Bryan Caplan of George Mason University has written a thoughtful review of my Cartoon Introduction to Economics, so I want to offer a response, starting (for no really good reason) at the bottom of his review and proceeding to the top.

heavenWe first find Caplan arguing that my co-author Grady Klein and I “shouldn’t have run away from self-interest in chapter 1.” I don’t think we ran away from the important ideas here—a picture is worth a thousand words, and at the end of the chapter you find the devils-in-heaven graphic copied on the right: The true miracle of the invisible hand is that in certain situations the world will look heavenly even if it’s full of selfish jerks!—but Caplan is right that we start with the basic assumption of “individual optimization” and not “individual self-interest”. And the reason is—geez, Bryan, do we really have to rehash this tired old argument?—that (1) as a theoretical matter, “individual self-interest” is impossible to define or defend in a scientifically rigorous way, i.e., I can always say “The soldier threw herself on the hand grenade because she wanted to” or “Bill Gates is giving his money away because it makes him feel better about himself”, and (2) as a practical matter, you get into a terrible knot when you start thinking about spouses and children and friends &etc. [PS. My personal opinion is that individuals tend to be myopic (near-sighted), meaning that there’s a bubble around them consisting of people that they care about, but they can’t see much beyond the bubble. I don’t think it’s either wise or warranted to go any further than that.]

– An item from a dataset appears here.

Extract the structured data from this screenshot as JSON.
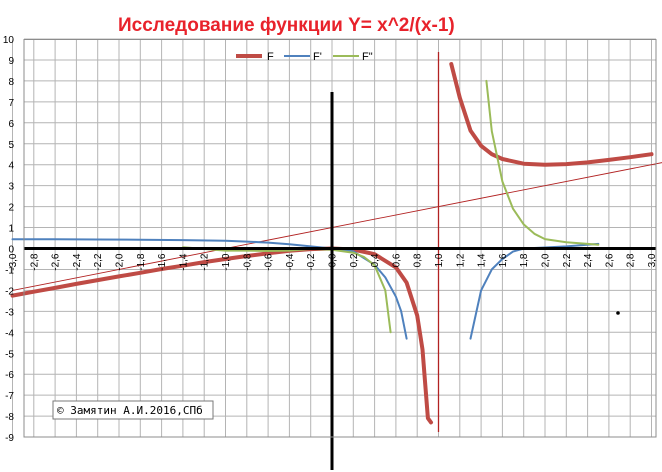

Caplan next complains that the book does or doesn’t include-this-or-that, in particular that it includes a chapter on auctions but doesn’t include anything on public choice or cost-benefit analysis or price controls. It’s essentially impossible to defend against this kind of hobbyhorsing—this is why principles textbooks turn into 600-page doorstops—but I’ll try to mount a defense anyway. The book has a chapter on auctions because auctions are super-cool—a unique blend of sex appeal, accessibility, and insight into higher-level results like the Revenue Equivalence Theorem—and because you encounter news stories about auctions just about every day. And the book doesn’t cover public choice or cost-benefit analysis or price controls because it focuses on the question of Under what circumstances does individual optimization lead to good outcomes for the group as a whole? As a result the book hardly talks about government at all. [PS. Bryan, you and your fellow libertarians should be happy about this, so stop complaining! PPS. Price controls? Maybe in the translation for the Venezuelan market, but in the USA I can think of no better way to signal to students that you’re stuck in 1971.]

Next, Caplan argues that my book should emphasize the points he made in his book. (“I don’t see how any introduction to economics can tiptoe around the primordial fact that non-economists’ beliefs about economics are predictably wrong.”) It would be easy to dismiss this as sour grapes or one-track-mind, but I think there’s a more interesting point to be made: I am 100% opposed to what Caplan endorses, namely the current trend of trying to teach economics by showing students that their intuition is no good. It seems to me (based on what I admit is nothing more than my intuition) that efforts to do this are mostly doomed to fail, and that a smarter approach is to frame issues in a way that doesn’t create cognitive dissonance. For example, the main question in my book—Under what circumstances does individual optimization lead to good outcomes for the group as a whole?—is one that I find leads to a thoughtful discussion from Day 1, with students often (correctly) seeing both sides of the answer. [PS. Bryan, how do you mesh your view that economic intuition is all wrong with the view that all of economics is trivial?]

Despite all this complaining, at the top of his review Caplan gives the book a B+. Maybe there’s serious grade inflation at George Mason University, but I can’t help feeling like the victim of passive-aggression. If you like the book enough to give it a B+, you shouldn’t spend 90% of your review knocking it. At least say something nice about my co-author’s drawings! [PS. Midway through your review, Bryan, you claim that the book “ridicules” the work of Nobel laureates; as a comedian I’d like to point out that there’s a big difference between ridiculing someone’s work and lovingly making jokes about it. Comparing the Laffer Curve to a fad diet (“Eat more, weigh less!”) is ridicule; comparing the Arrow-Debreu results to evangelical preaching (“We have seen the invisible hand! We have felt its mighty power!”) is a sign of appreciation and affection.]